The MCP server provides 17 tools organized into six categories. You do not need to memorize these — your AI assistant knows what they do and will select the right tool based on your request.

Find Your Data

  • extent-from-url — Look up a site by URL or name and get its project ID.

  • capabilities-datasets — Check what processing has been completed (crawl status, databases loaded, analysis available).

  • data-fields — List the available data fields you can query and chart.

Ask Questions

  • chimera-query — The main question-answering tool. Supports three modes: content analysis (structured queries about counts and metadata), semantic search (AI-powered search of actual page content), and graph database (link analysis, broken links, redirect chains).

  • asset-details — Get detailed information about a specific page, including metadata, screenshots, and AI summaries.

Visualize

  • chart — Create interactive chart visualizations (bar charts, treemaps, network diagrams, and many more) or retrieve existing charts by ID.

Analyze with AI

  • llm-fieldsets — Manage LLM prompt fieldsets that define structured AI analysis (for example, E-E-A-T scoring or content classification). Create, edit, copy templates, and test against URLs.

  • llm-fields — Manage individual fields within a fieldset (prompts, allowed values, result types).

  • summary-definition — Configure which fieldsets are used during bulk summarization.

Run Pipelines

  • run-long-pipeline — Start a full crawl-and-process pipeline. Three variants: crawl-extended (standard crawl), sprawl (crawl plus automated Sprawl Report), and ai-readiness (crawl plus AI Readiness assessment with E-E-A-T scoring).

  • run-focused-pipeline — Run a single processing step on already-crawled data: extract (scraping), summarize (bulk LLM analysis), load_graph_db, or load_semantic_db.

  • job-status — Check the progress of running or completed jobs.

Build Reports

  • report — Create reports and add components (text blocks, charts, images).

  • summaries-reports-charts — List existing summaries, reports, and charts for a site.

Other Tools

  • annotations — Add, list, or modify annotations (notes and observations) on a site.

  • other-analysis — Retrieve technology detection data, logo analysis, encountered domains, and page templates.

  • extraction-playground — Test XPath and regex extraction patterns against a URL before running them at scale.

Example Workflow: Analyze a New Website

Here is how a typical MCP session might look, described as a conversation with your AI assistant.

You: Find the Chimera project for example.com

The assistant calls extent-from-url and returns the project ID and site hierarchy.

You: What data is available for this site?

The assistant calls capabilities-datasets and tells you the crawl is complete, the flattened table is ready, and the graph database is loaded — but the semantic database has not been built yet.

You: What fields can I query?

The assistant calls data-fields and lists the available fields: URL, title, word count, folder, status code, content type, and so on.

You: How many pages are there, broken down by folder?

The assistant calls chimera-query with a structured query and returns a table showing page counts per folder.

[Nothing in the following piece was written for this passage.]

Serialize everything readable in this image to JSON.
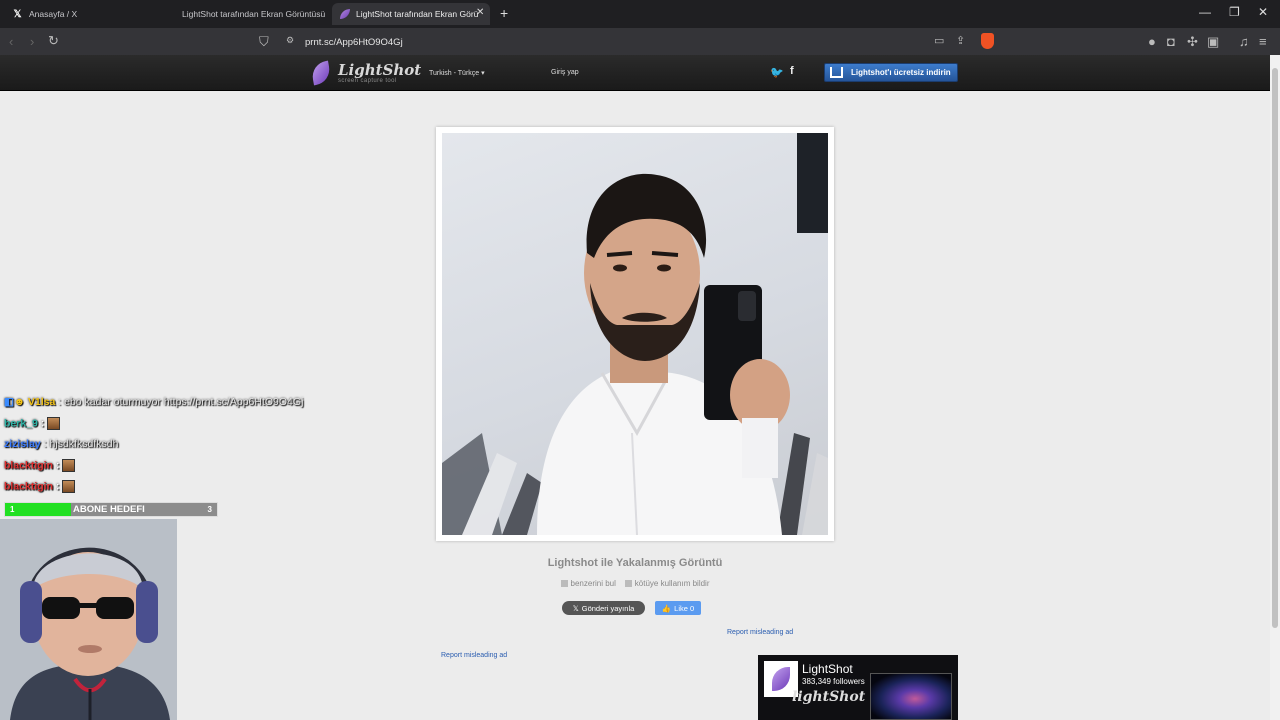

You: Show me that as a treemap

The assistant calls chart to create a treemap visualization and returns a link to the interactive chart.

You: Are there any broken links?

The assistant calls chimera-query with a graph database query and reports the number of URLs returning 404 errors, along with the pages that link to them.

You: Create a report with the treemap and a summary of the broken links

The assistant calls report to create a new report, adds the treemap chart as a component, and adds a text block summarizing the broken link findings.

Each step takes seconds. The entire analysis — from looking up the site to a finished report — can happen in a single conversation.